Monday, April 19, 2010

violent images and trauma...

A few of our class discussions were centered around violent images and peoples’ personal reactions to the 9/11 attacks, and we shared highly personal stories about where we had been, what the attacks had meant to us, and how we felt the media treated such an unspeakable tragedy.  During the course of our discussion, I recalled a study I had once read on the effects of media violence on individuals, which sought to link the exposure of study subjects to violent still and moving images with their ensuing responsiveness (or lack thereof) to their perception of a person in peril.  The researchers’ findings made clear that exposure to a violent film in an interview room made a study subject less inclined to inquire about the taped sound of a woman screaming in a hallway than a control subject who had not been exposed to violent media of any type.  The study essentially implied an inverse relationship between exposure to violent media and an individual’s ability to display altruism.

In thinking about the 9/11 attack, the images of jumpers (which have subsequently been all but eradicated from the visual archive of that day due to their highly personal nature), the live broadcast of the plane hitting the second tower, and other images that we could not possibly begin to understand were occurring on American soil, I wonder if we have been similarly desensitized to violence through our exposure to these highly upsetting images.    I have no answer for this question, and suspect that no one does.
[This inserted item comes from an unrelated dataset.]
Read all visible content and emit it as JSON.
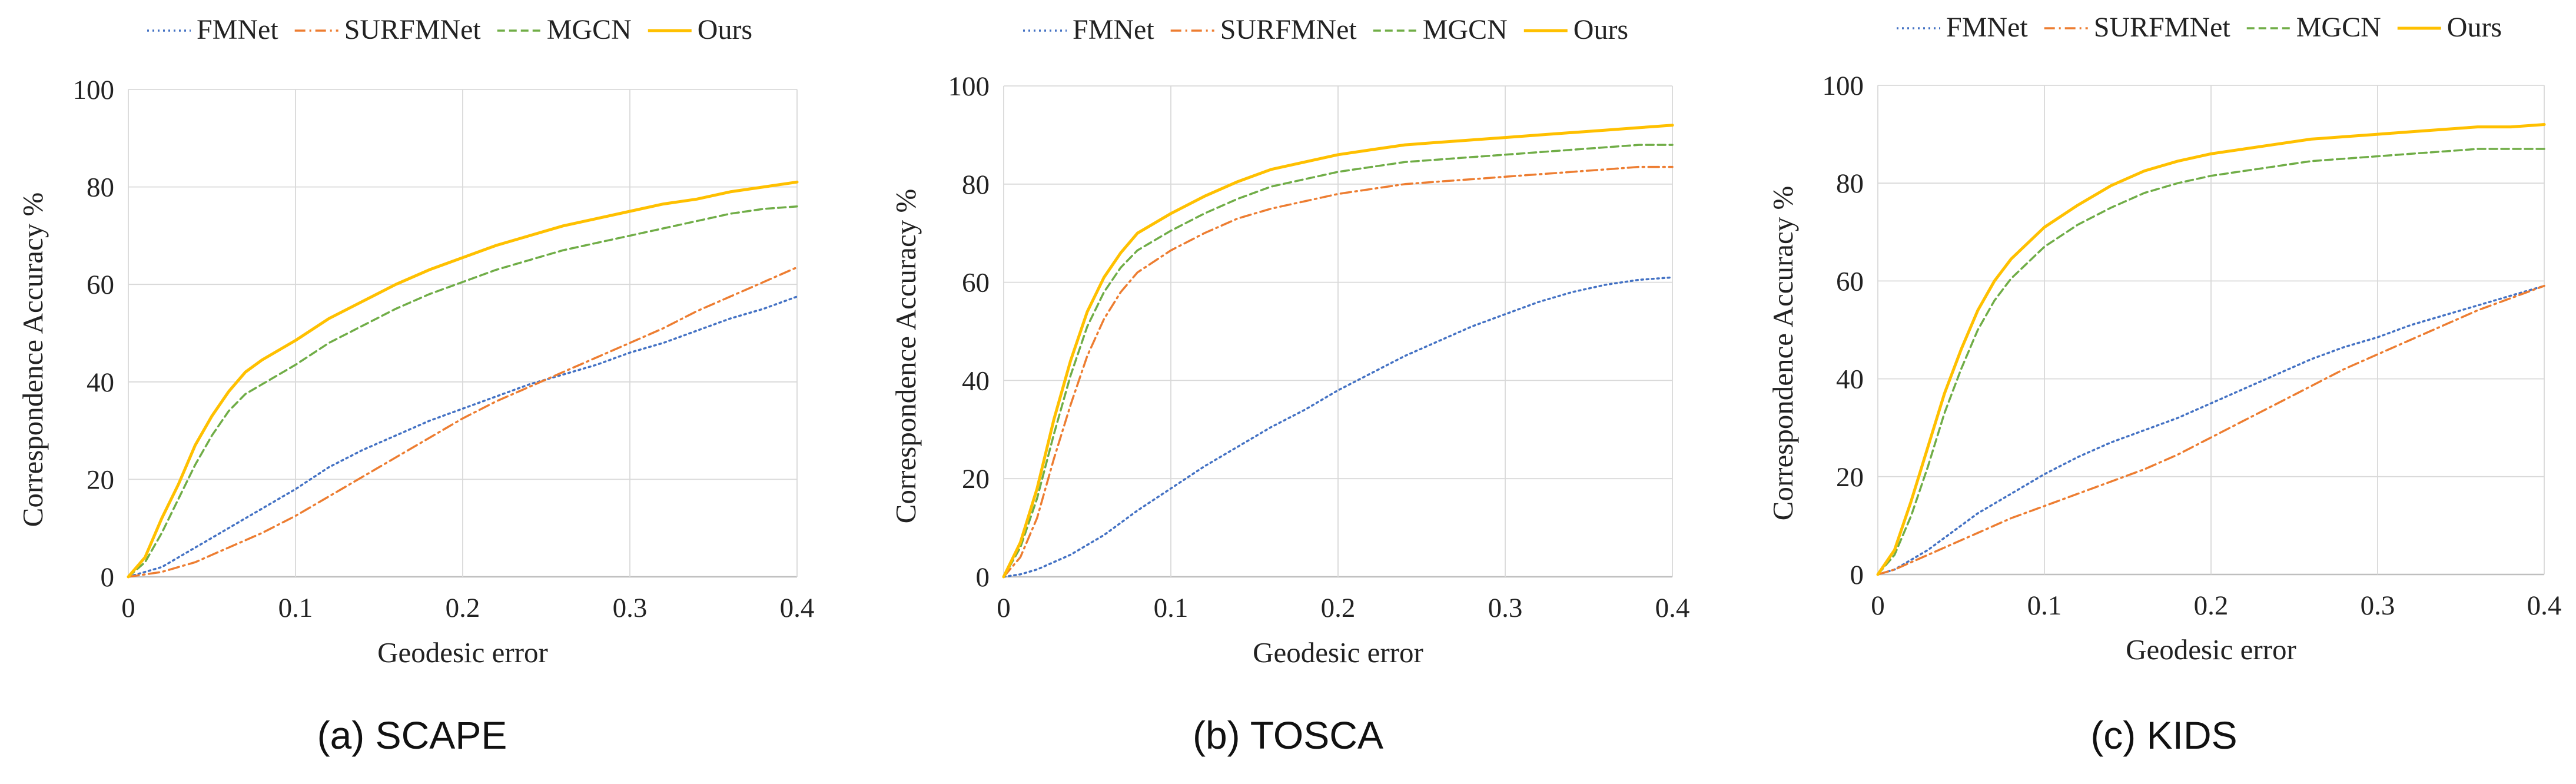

I was not in New York on that day, but watched the second plane hit from the rather surreal perspective of being an American tourist in Milan, walking down a shopping street and seeing an electronics store with black-and-white televisions in the window tuned to CNN and broadcasting the events live.  The result was, for me, akin to watching a bad horror movie from the 1950s, and I could hardly piece together what was happening.  Do these images lose something in translation?  Did I interpret the events differently due to the fact that I initially believed they were all a tasteless (and special effects-heavy) foreign film?  Walter Benjamin would certainly assert that even viewing the events in color would be a poor substitute (or, perhaps, paradoxically, a good one) for experiencing the original, and for once, I agree.